Events

Russian Anti-Semitism and the Scape-goating of Jews: The Dog that Didn't Bark?

February 17, 2004 // 2:30pm4:30pm

At a recent Kennan Institute seminar, James Gibson, Sidney W. Souers Professor of Government, Department of Political Science, Washington University, St. Louis, and Marc Morje Howard, Assistant Professor, Department of Government, Georgetown University, discussed the results of their research on anti-Semitism in post-Soviet Russia. They argued that Russia's history of anti-Semitism, combined with the social and economic turmoil of the post-Soviet period, led many people to believe that Jews would be widely blamed for Russia's problems. However, based on data collected from surveys taken between 1996 and 2000, Gibson and Howard concluded that most Russians do not seem to be blaming Jews for the problems of the post-Soviet era.
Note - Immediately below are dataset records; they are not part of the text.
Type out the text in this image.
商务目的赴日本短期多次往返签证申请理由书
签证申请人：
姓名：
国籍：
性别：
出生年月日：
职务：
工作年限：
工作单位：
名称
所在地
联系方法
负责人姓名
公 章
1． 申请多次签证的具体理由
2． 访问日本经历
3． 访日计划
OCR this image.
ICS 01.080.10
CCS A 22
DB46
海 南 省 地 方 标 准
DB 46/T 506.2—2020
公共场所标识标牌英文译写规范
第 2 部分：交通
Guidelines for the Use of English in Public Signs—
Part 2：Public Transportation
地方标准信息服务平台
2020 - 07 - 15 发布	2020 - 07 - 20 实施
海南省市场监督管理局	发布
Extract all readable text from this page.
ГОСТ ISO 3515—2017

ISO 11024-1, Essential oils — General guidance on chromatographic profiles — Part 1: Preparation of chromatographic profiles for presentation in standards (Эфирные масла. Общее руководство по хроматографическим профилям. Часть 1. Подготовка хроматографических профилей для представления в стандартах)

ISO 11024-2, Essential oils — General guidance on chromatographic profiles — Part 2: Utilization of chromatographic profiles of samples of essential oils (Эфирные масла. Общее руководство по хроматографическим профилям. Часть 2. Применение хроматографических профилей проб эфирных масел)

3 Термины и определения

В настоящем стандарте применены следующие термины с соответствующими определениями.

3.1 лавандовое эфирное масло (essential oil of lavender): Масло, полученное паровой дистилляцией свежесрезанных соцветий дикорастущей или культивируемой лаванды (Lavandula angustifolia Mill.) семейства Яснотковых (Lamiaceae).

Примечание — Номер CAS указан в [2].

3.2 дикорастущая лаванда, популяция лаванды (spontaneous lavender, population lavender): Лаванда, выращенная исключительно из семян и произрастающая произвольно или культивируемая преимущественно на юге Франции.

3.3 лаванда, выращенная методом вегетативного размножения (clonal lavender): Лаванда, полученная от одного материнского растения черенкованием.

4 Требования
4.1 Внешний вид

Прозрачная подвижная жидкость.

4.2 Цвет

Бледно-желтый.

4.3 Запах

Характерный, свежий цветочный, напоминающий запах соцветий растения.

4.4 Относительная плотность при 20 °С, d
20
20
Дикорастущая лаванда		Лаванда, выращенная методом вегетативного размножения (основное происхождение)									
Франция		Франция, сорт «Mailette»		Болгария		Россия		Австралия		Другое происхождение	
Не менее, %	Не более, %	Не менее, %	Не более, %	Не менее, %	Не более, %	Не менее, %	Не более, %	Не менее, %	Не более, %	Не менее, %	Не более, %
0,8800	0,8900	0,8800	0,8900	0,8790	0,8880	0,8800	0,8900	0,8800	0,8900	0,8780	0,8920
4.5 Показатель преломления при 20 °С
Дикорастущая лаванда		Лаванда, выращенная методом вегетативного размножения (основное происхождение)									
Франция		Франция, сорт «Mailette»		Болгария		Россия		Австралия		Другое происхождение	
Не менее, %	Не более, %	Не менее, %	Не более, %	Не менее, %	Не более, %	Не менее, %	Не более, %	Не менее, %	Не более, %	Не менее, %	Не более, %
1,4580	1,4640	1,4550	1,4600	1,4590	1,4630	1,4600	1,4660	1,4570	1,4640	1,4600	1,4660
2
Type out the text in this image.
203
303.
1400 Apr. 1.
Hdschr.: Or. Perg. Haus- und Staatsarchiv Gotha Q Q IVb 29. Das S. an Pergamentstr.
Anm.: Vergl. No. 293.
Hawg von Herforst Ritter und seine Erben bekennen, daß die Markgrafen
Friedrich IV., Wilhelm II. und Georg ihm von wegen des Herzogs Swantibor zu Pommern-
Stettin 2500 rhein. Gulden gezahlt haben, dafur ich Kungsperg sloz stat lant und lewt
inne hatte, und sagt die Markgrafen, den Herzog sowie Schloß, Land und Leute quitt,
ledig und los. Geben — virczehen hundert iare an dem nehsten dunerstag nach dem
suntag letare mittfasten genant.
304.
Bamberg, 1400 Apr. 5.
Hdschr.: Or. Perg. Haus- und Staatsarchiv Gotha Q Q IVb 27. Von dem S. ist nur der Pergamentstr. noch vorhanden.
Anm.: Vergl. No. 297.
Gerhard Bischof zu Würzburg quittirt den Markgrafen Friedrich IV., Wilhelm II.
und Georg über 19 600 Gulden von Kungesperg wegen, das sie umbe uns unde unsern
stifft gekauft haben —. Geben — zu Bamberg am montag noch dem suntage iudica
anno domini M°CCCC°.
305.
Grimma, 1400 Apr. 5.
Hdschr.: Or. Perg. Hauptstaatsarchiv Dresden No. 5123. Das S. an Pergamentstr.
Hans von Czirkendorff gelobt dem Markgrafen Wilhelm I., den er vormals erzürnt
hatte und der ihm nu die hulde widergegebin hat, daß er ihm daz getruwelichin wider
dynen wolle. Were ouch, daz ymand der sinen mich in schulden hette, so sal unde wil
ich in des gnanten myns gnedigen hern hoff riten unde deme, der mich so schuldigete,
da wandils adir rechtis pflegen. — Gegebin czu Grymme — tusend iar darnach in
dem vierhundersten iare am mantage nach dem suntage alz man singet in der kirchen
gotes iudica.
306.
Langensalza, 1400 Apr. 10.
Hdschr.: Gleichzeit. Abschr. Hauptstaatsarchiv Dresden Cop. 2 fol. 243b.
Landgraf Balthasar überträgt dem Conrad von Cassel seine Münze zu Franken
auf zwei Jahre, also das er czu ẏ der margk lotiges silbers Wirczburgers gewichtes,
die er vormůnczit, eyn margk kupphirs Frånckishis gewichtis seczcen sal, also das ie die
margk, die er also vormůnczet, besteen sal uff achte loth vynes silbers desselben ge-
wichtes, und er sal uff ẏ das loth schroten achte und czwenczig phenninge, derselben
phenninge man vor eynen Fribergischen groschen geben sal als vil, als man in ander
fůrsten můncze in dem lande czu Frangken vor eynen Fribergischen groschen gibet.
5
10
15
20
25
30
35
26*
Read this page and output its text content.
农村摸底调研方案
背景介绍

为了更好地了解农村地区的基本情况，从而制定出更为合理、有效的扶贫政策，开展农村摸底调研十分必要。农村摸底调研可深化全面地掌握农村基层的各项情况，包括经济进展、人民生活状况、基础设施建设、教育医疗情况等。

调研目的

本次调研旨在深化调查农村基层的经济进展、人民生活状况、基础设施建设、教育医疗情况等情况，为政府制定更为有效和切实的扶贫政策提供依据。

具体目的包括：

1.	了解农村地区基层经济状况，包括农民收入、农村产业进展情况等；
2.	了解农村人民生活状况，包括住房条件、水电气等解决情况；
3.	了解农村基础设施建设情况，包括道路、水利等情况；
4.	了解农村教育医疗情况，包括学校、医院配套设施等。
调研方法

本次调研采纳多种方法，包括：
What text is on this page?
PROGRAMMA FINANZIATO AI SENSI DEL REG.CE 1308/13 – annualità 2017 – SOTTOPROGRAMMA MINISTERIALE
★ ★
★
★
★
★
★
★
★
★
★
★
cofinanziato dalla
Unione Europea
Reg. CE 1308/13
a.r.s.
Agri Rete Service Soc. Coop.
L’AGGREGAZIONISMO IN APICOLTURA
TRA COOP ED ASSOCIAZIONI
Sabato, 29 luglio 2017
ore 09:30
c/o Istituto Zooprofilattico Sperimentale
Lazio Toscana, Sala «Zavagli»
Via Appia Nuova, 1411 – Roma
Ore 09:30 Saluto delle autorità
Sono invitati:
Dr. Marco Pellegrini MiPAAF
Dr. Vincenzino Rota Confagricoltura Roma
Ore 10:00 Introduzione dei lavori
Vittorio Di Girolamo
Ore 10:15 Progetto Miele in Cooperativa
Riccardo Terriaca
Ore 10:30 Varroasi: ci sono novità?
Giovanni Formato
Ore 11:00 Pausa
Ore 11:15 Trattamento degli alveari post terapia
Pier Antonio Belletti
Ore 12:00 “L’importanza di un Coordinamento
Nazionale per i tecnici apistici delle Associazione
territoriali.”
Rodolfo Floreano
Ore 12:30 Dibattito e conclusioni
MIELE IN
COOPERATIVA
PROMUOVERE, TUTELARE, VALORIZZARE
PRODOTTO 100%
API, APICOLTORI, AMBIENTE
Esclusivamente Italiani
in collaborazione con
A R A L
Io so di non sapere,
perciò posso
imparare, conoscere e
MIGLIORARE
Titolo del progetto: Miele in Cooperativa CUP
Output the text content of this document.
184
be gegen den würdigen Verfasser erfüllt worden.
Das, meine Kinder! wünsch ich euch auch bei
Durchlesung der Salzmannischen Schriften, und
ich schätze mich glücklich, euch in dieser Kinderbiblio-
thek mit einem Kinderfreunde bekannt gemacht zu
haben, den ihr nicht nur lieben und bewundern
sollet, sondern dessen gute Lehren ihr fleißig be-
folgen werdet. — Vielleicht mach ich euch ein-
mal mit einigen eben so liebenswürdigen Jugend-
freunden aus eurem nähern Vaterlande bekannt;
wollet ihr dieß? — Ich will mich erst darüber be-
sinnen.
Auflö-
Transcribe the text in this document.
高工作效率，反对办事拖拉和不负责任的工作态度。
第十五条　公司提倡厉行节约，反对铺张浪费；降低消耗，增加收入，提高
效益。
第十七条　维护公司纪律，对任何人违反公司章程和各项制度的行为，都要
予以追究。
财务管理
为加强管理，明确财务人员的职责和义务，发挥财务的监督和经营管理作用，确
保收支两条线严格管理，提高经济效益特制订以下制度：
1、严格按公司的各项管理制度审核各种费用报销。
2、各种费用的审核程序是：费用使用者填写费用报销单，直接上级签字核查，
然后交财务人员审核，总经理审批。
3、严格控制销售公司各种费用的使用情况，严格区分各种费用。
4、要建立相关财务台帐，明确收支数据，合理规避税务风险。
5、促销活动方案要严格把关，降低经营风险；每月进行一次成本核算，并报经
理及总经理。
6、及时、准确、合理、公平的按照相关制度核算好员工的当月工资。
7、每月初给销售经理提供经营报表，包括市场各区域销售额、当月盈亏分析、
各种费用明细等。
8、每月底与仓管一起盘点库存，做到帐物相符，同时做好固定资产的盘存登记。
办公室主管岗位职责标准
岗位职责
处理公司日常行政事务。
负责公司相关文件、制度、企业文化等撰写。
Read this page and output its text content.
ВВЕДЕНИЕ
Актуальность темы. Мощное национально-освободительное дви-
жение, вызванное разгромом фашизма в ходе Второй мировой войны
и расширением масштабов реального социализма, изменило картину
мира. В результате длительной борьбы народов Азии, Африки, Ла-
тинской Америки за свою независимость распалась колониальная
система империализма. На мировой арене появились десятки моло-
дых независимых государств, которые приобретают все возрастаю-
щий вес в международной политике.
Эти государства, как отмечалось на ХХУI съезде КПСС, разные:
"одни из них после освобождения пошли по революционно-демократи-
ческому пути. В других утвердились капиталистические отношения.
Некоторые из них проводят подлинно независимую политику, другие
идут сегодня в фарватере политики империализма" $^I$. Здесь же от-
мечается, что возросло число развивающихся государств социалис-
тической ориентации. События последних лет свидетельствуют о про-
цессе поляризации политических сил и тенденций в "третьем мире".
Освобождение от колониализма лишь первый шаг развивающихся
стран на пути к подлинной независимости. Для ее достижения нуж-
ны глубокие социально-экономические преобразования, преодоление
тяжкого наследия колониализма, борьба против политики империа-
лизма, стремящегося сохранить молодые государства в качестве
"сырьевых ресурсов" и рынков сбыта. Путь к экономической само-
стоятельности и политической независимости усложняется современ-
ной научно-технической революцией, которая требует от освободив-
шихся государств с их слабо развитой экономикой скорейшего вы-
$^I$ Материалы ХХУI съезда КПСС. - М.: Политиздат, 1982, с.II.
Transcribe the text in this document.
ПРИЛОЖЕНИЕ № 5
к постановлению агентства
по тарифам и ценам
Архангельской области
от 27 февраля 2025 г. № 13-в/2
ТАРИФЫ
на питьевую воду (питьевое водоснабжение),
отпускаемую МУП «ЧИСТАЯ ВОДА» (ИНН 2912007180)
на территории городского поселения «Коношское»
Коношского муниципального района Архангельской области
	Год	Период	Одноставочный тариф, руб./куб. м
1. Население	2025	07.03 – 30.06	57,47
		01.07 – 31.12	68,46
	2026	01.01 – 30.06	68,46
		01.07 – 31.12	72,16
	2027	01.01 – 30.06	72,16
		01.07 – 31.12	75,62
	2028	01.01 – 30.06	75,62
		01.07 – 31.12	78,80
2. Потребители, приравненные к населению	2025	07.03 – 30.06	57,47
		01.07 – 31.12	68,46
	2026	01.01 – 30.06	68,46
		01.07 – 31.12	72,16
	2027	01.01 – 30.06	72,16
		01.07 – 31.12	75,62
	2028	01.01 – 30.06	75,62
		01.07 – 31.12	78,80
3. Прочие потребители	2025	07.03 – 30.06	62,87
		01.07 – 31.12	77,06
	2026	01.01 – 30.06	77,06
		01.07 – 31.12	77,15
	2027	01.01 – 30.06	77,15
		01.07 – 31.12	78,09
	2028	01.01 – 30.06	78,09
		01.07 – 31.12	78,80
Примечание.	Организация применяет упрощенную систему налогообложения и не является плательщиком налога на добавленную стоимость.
Howard explained that their study was based on scapegoat theory, which posits that people will respond to perceived declines in their standard of living or their country's prestige by blaming a weak or marginalized group. He argued that post-Soviet Russia, according to scapegoat theory, had many of the necessary preconditions for scape-goating: There was widespread public perception that things were going badly in Russia since the collapse of the Soviet Union, Russia has a long history of violent anti-Semitism, and there are political entrepreneurs who have openly proclaimed that Jews are to blame for all the ills of the post-Soviet era. According to Howard, the fact that scape-goating of Jews has not been widespread in Russia demonstrates that scapegoat theory is flawed.

Gibson presented survey data to support the conclusion that most Russians do not see Jews as the cause of all their problems. He and Howard conducted surveys of a nationally representative sample of respondents in 1996, 1998, and 2000. They asked respondents to state their level of like or dislike toward a number of different ethnic and social groups and to state their agreement or disagreement with several negative statements about Jews. Gibson reported that the majority of respondents in all three years felt neutral toward Jews, and that there was no correlation between negative attitude toward Jews and a negative view of Russia's political and economic situation. The survey also found that few respondents said they believed statements such as: "All Jews should leave Russia" and "Jews are the cause of all our national problems." According to Gibson, 60-65 percent of respondents did not agree with these statements, while 25-30 percent were unsure and 10 percent agreed with the statements.

Gibson and Howard believe that these survey results indicate a lower level of anti-Semitism in Russia than scapegoat theory would predict. They concluded by discussing possible explanations for the limited resonance of anti-Semitism in Russia. Howard rejected the idea that Russians are scape-goating Chechens or other ethnic groups instead of Jews, saying that despite very negative popular opinion of Chechens, there are no political entrepreneurs attempting to blame them for all the problems of post-Soviet Russia. Gibson argued that President Vladimir Putin and other political leaders deserve credit for promoting tolerance and condemning ethnic conflict. He maintained that most Russians are not predisposed toward anti-Semitism because they see that the problems that face their country are complex and cannot be blamed on one group.